Even in a car accident involving a minor impact, there is a possibility of sustaining a severe injury. Make sure you get out of traffic and inspect yourself and your passengers so that other cars aren’t stopped on the road.
2. Call the police:
Even if there are no injuries caused by the accident, it is a good idea to call the police. In some states, it is legally required. The officer will document the scene and fill out the accidental report. If the policemen aren’t able to come to the accident scene, you should visit the nearest police station and complete the report yourself.
You may require the police report when you file a claim with your insurance company. This is also the case even if it is a claim just for the damage to the car. The vehicles in the accident should remain at the accident scene unless they hinder the flow of traffic.
3. Exchange information:
After ensuring the safety of everyone involved in the accident, you should exchange contact and insurance information with the other driver. It is usually the job of the investigating police officer to obtain this information. But if the police do not respond immediately, you should obtain the name, address, and contact details of all the parties involved in the crash. Talk to the witnesses at the scene, and gather their contact information for future use.
The information that the driver’s exchange after an accident should include:
- Full name and contact information
- Driver’s license and license plate number
- Insurance information
- Location of accident
- Colour, make and model of the vehicle
Avoid discussing fault by exchanging information with the other driver. This is because when you file an insurance claim, the adjuster will determine who is at fault. It is done by inspecting the damaged vehicles, the information provided by both the parties, and any supporting documentation from the crash scene.
4. Document the accident:
Once the investigating officers arrive, tell them what exactly happened. Do not speculate or misstate any of the facts. If you aren’t sure about a certain fact, tell this to the officer. You should also make sure that the statements made by the other party are accurate. Follow the steps provided below to further secure yourself.
- Get a copy:
After the police officers are done with the documentation, ask them for a copy of the report. Check for any errors or omission of facts. Your insurer may ask for a copy when you are filing an insurance claim.
- Take pictures:
An excellent way to document an accident is by taking pictures from various angles, both of your vehicle and the accident scene. The photos should show the damage done to both the vehicles. You should also take a picture of the license plate of the other vehicle. Sharing these photos with your insurer will help and support your claim during the claims process.

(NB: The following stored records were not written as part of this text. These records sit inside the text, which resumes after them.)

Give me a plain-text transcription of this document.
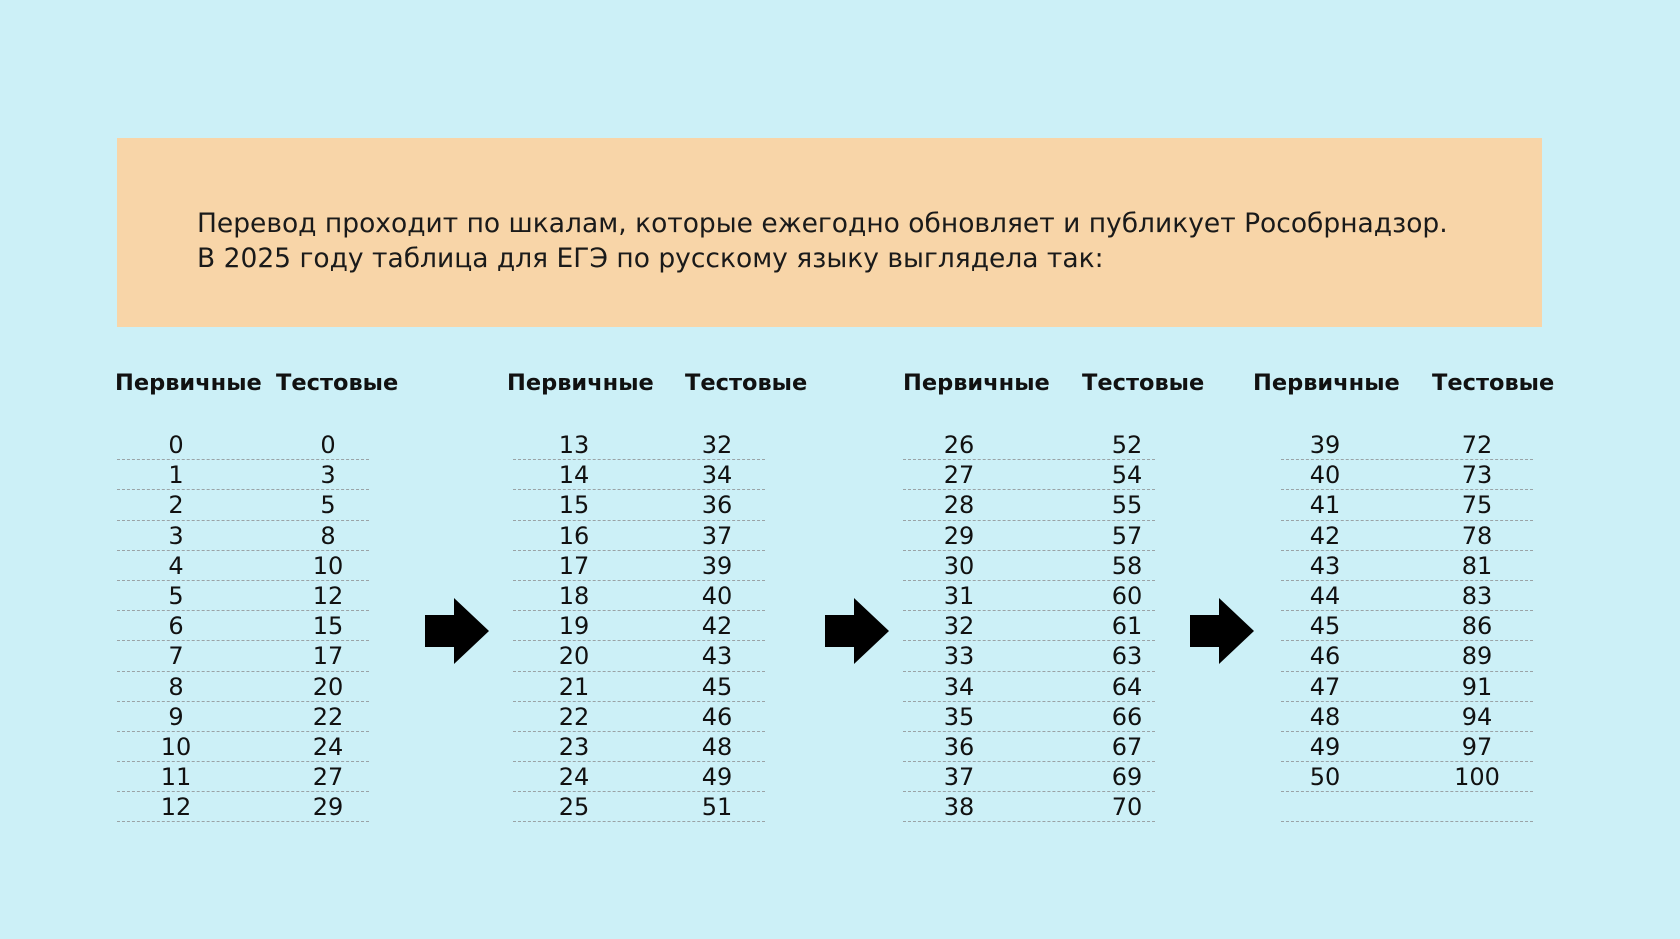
Перевод проходит по шкалам, которые ежегодно обновляет и публикует Рособрнадзор.
В 2025 году таблица для ЕГЭ по русскому языку выглядела так:
Первичные Тестовые
0	0
1	3
2	5
3	8
4	10
5	12
6	15
7	17
8	20
9	22
10	24
11	27
12	29
Первичные Тестовые
13	32
14	34
15	36
16	37
17	39
18	40
19	42
20	43
21	45
22	46
23	48
24	49
25	51
Первичные Тестовые
26	52
27	54
28	55
29	57
30	58
31	60
32	61
33	63
34	64
35	66
36	67
37	69
38	70
Первичные Тестовые
39	72
40	73
41	75
42	78
43	81
44	83
45	86
46	89
47	91
48	94
49	97
50	100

- Write down contact details of witnesses:
If there are witnesses present at the crash scene, write down their names and addresses. This is done to contact them in the future for more information.
5. Notify your insurer:
You may also contact your insurance company while you are at the accident scene. Your insurance agent will tell what you need to do next and what they will require to process your claim. They will also tell you about the things you should avoid which will weaken your claim. This would include the admission of guilt or signing any document that hasn’t been reviewed by your insurer.
6. Protect your right:
It is up to the insurance agent to determine who is at fault and the financial liability of each party. But you should contact your attorney to protect your right. Insurance companies often want to take statements immediately after an accident; so, make sure you receive legal advice from your attorney before providing any statements to the insurance company.
An attorney can be quite helpful when you are involved in a nasty accident. Even if your car ends up at some scrap my car for cash junkyard, your attorney can make sure that you are compensated for it. They will also make sure that you get the best medical treatment available.
A car accident can leave even the seasoned drivers frazzled. We hope you don’t find yourself in an accident in the first place. But if you do, the above tips will make it easier for you to handle the situation.